New Delhi, Oct. 10: The rate of inflation is rising once again and has touched 5.03 per cent — a fact that could spook the BJP-led government as it prepares for elections in four states in early December.
Economists may not be unduly worried over the fact, considering that it is coming on the back of a robust growth in industrial output in August, which rose 5.2 per cent year-on-year, indicating a revival of the economy, and aided by an increase in consumer demand and a surge in the services sector.
Politicians, however, are not likely to see it in the same perspective and will be worried that the rate of inflation — as measured by the wholesale price index for the week ended September 27 — has touched its highest level since June.

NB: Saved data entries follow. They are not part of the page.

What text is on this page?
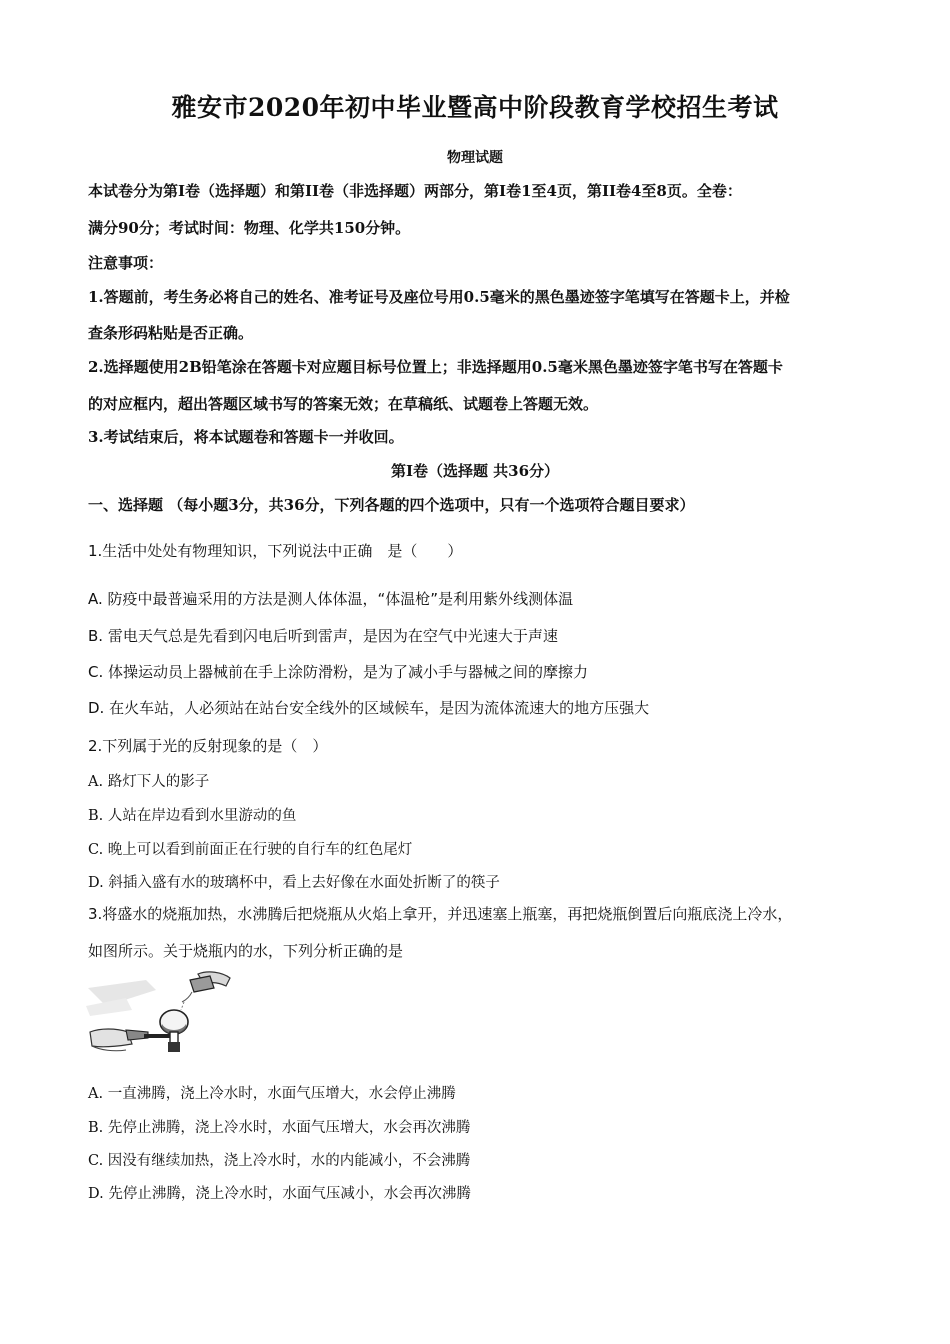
雅安市2020年初中毕业暨高中阶段教育学校招生考试
物理试题
本试卷分为第I卷（选择题）和第II卷（非选择题）两部分，第I卷1至4页，第II卷4至8页。全卷：
满分90分；考试时间：物理、化学共150分钟。
注意事项：
1.答题前，考生务必将自己的姓名、准考证号及座位号用0.5毫米的黑色墨迹签字笔填写在答题卡上，并检
查条形码粘贴是否正确。
2.选择题使用2B铅笔涂在答题卡对应题目标号位置上；非选择题用0.5毫米黑色墨迹签字笔书写在答题卡
的对应框内，超出答题区域书写的答案无效；在草稿纸、试题卷上答题无效。
3.考试结束后，将本试题卷和答题卡一并收回。
第I卷（选择题 共36分）
一、选择题 （每小题3分，共36分，下列各题的四个选项中，只有一个选项符合题目要求）
1.生活中处处有物理知识，下列说法中正确　是（　　）
A. 防疫中最普遍采用的方法是测人体体温，“体温枪”是利用紫外线测体温
B. 雷电天气总是先看到闪电后听到雷声，是因为在空气中光速大于声速
C. 体操运动员上器械前在手上涂防滑粉，是为了减小手与器械之间的摩擦力
D. 在火车站，人必须站在站台安全线外的区域候车，是因为流体流速大的地方压强大
2.下列属于光的反射现象的是（　）
A. 路灯下人的影子
B. 人站在岸边看到水里游动的鱼
C. 晚上可以看到前面正在行驶的自行车的红色尾灯
D. 斜插入盛有水的玻璃杯中，看上去好像在水面处折断了的筷子
3.将盛水的烧瓶加热，水沸腾后把烧瓶从火焰上拿开，并迅速塞上瓶塞，再把烧瓶倒置后向瓶底浇上冷水，
如图所示。关于烧瓶内的水，下列分析正确的是
A. 一直沸腾，浇上冷水时，水面气压增大，水会停止沸腾
B. 先停止沸腾，浇上冷水时，水面气压增大，水会再次沸腾
C. 因没有继续加热，浇上冷水时，水的内能减小，不会沸腾
D. 先停止沸腾，浇上冷水时，水面气压减小，水会再次沸腾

The worrypot lines will crease further when they learn that inflation surged on the back of higher prices for fruits, vegetables and oilseeds.
No one quite expects to see a replay of the onion fiasco in 1998 that brought the BJP government in Delhi to its knees but they will be hoping that things don't go badly out of hand to give the opposition a handle to batter the government with.

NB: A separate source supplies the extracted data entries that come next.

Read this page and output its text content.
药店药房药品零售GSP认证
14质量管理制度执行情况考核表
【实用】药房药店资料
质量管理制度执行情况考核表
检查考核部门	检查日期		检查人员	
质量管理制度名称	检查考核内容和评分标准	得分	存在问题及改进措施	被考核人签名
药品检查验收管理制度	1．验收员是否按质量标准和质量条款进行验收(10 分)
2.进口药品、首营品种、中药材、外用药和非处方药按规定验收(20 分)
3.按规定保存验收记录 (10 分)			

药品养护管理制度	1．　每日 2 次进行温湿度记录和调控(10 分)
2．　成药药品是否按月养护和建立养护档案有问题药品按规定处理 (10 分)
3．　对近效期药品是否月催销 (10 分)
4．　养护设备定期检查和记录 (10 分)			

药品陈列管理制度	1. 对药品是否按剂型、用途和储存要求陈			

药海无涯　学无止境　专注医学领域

In the previous week, the rate of inflation was at 4.72 per cent and hovered at just 3.28 per cent a year earlier.
During the week ended September 27, the index for food articles rose 0.6 per cent to 184.3 from 183.2 for the previous week due to higher prices of fruits and vegetable, eggs, wheat and pulses, while the non-food articles index inched up 0.8 per cent to 182.1.
However, the index for fuel, power and light remained unchanged at 252.9 after rising recently following a jump in international crude prices.

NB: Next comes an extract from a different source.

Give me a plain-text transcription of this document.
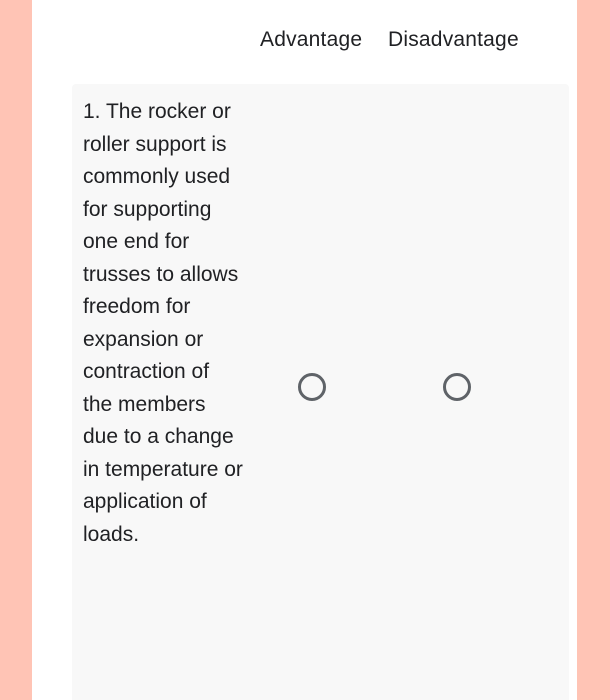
Advantage Disadvantage

1. The rocker or roller support is commonly used for supporting one end for trusses to allows freedom for expansion or contraction of the members due to a change in temperature or application of loads.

Analysts, however, said food prices would remain stable until early next year as crop output is expected to rise 20 per cent this year due to a bumper harvest.
Meanwhile, a government statement showed that industrial output in April-August grew 5.6 per cent compared with 5.2 per cent a year earlier. However, the August growth was below July's 5.6 per cent and 6.2 per cent a year earlier.
Manufacturing, which accounts for 80 per cent of the industrial output index, grew 6.0 per cent in August on the back of higher spending, while capital goods clocked a 6.3 per cent rise.
Analysts said the rise is in line with market expectations, for the economy had registered a 5.7 per cent growth year-on-year in the first quarter ended June 30. The government has also upwardly revised its growth estimate for 2003-04, to 7 per cent from 6 helped by bumper farm output and increased infrastructural output.
The farm sector although accounts for a quarter of gross domestic product (GDP) remains a key growth driver as close to 70 per cent of the country's billion-plus population is agriculture-income dependant.
The statement also showed that durables, from television to refrigerators, rose 3.9 per cent and non-durables, such as soaps and shampoos, rose 8.6 per cent.
While the capital goods sector, a barometer for industrial activity, grew 6.3 per cent during the month, electricity inched up 0.9 per cent.